Escassez de trigo e cevada assola o Iraque

[Bagdá] As terras do Iraque estão em declínio devido à falta de chuvas e depleção de solos, revelou um relatório do Escritório Central de Estatísticas do país. O trigo e a cevada foram particularmente afetados, disse o relatório, mas também observaram um declínio geral no rendimento por hectare da terra do Iraque devido a “chuvas fora de época e tempestades de poeira”.

A produção de trigo foi estimada em pouco mais de dois milhões de toneladas para a temporada de inverno da 2018, uma queda de 27% em relação ao ano passado. A cultura foi cultivada em terra totalizando cerca de 3,154 dunums (uma medida de terra tradicional, um dunum é igual a 2,500 metros quadrados), uma queda de 25% para o ano passado. A produção de cevada também diminuiu, segundo o relatório.

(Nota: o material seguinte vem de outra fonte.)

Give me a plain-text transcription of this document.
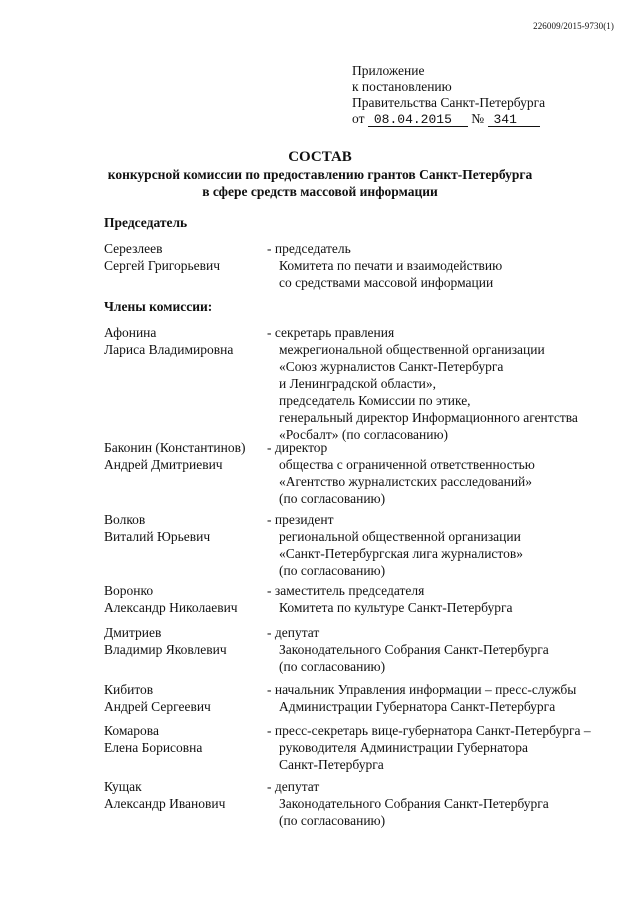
226009/2015-9730(1)
Приложение
к постановлению
Правительства Санкт-Петербурга
от 08.04.2015 № 341
СОСТАВ
конкурсной комиссии по предоставлению грантов Санкт-Петербурга
в сфере средств массовой информации
Председатель
Серезлеев
Сергей Григорьевич
- председатель
Комитета по печати и взаимодействию
со средствами массовой информации
Члены комиссии:
Афонина
Лариса Владимировна
- секретарь правления
межрегиональной общественной организации
«Союз журналистов Санкт-Петербурга
и Ленинградской области»,
председатель Комиссии по этике,
генеральный директор Информационного агентства
«Росбалт» (по согласованию)
Баконин (Константинов)
Андрей Дмитриевич
- директор
общества с ограниченной ответственностью
«Агентство журналистских расследований»
(по согласованию)
Волков
Виталий Юрьевич
- президент
региональной общественной организации
«Санкт-Петербургская лига журналистов»
(по согласованию)
Воронко
Александр Николаевич
- заместитель председателя
Комитета по культуре Санкт-Петербурга
Дмитриев
Владимир Яковлевич
- депутат
Законодательного Собрания Санкт-Петербурга
(по согласованию)
Кибитов
Андрей Сергеевич
- начальник Управления информации – пресс-службы
Администрации Губернатора Санкт-Петербурга
Комарова
Елена Борисовна
- пресс-секретарь вице-губернатора Санкт-Петербурга –
руководителя Администрации Губернатора
Санкт-Петербурга
Кущак
Александр Иванович
- депутат
Законодательного Собрания Санкт-Петербурга
(по согласованию)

Este ano, apenas cerca de 191,000 toneladas foram produzidas, um declínio de 37% para 2017, e este foi cultivado em 601 dunums de terra, que é 27% menor que no ano anterior. Agricultores disse que a principal razão para suas dificuldades em cultivar trigo e cevada era a falta de água. Sabih Sawadi, que cultiva 100 dunums em Qalat Sukkar, uma cidade no distrito de Dhi Qar, disse que sua terra não estava recebendo o suficiente água irrigar as colheitas bem o suficiente para crescer.

“Desde a 2003, não houve alocações financeiras para monitorar e abordar a mudança climática e seu impacto na economia, agricultura e meio ambiente do Iraque”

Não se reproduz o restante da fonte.